According to the NeXT salesperson I talked to, the reason was COST not
performance.  I am not an expert on memory hardware, but it doesn't seem
reasonable to me that parity should cause a performance hit.

-- 
P. Allen Jensen
Georgia Tech, School of Electrical Engineering, Atlanta, GA  30332-0250
USENET: ...!{allegra,hplabs,ulysses}!gatech!gt-eedsp!jensen
INTERNET: jensen@gt-eedsp.gatech.edu

abali@baloo.eng.ohio-state.edu (Bulent Abali) (11/04/88)

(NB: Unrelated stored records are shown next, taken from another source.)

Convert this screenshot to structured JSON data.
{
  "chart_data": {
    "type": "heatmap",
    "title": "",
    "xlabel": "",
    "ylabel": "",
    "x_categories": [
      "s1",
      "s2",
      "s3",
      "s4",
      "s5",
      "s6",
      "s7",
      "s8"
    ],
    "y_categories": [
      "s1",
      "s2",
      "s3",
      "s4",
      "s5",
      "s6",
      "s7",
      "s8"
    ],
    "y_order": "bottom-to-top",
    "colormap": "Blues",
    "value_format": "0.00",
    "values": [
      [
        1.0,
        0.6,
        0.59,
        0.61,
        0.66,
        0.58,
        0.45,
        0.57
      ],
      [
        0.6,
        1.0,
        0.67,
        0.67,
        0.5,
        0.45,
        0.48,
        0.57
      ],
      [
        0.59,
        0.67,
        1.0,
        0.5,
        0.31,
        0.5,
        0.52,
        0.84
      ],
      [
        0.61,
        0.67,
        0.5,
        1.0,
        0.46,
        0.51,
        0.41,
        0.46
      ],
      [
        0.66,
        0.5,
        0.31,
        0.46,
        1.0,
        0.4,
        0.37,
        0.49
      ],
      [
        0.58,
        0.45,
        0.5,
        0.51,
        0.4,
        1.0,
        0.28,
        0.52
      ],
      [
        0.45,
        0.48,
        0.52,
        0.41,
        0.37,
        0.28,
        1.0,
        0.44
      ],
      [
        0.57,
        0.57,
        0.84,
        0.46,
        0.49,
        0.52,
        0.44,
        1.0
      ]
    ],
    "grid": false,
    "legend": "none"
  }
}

In article <553@gt-eedsp.UUCP> jensen@gt-eedsp.UUCP (P. Allen Jensen) writes:

>According to the NeXT salesperson I talked to, the reason was COST not
>performance.  

Adding SEC/DED increases DRAM cost by 7/32, less than 25%. 
Adding parity per 32 bits increases DRAM cost by 1/32, about 3%.
Adding parity per byte increases DRAM cost by 1/8, 12.5%.

>I am not an expert on memory hardware, but it doesn't seem
>reasonable to me that parity should cause a performance hit.

I am not an expert on memory hardware either, but I know that
parity and ECC does cause a performance hit.

ejf@well.UUCP (Erik James Freed) (11/07/88)

>Adding SEC/DED increases DRAM cost by 7/32, less than 25%. 
>Adding parity per 32 bits increases DRAM cost by 1/32, about 3%.
>Adding parity per byte increases DRAM cost by 1/8, 12.5%.
I am not sure that this is a pro-parity or anti-parity addition
but I would like to add that  when you look at an individual feature
it is too easy to say "well it would only add X% to the cost" but
the real issue is what do you do when you are faced with 100s of these
decisions? A few percent for each feature can easily double the price.
remember that each of these costs must include a factor of 4-5 to
allow for a profitable margin. Anyone who has to make these kind
of decisions quickly realizes why these seemingly small ommisions
are so important to holding the line on price. There have been
a lot of unsuccessful products/companies that didnt address this
important issue.

>I am not an expert on memory hardware either, but I know that
>parity and ECC does cause a performance hit. 
Actually you can implement parity so that it does not hurt performance
by having parity checking not hold up a memory cycle but interrupt 
the cpu after the memory cycle if an error is found.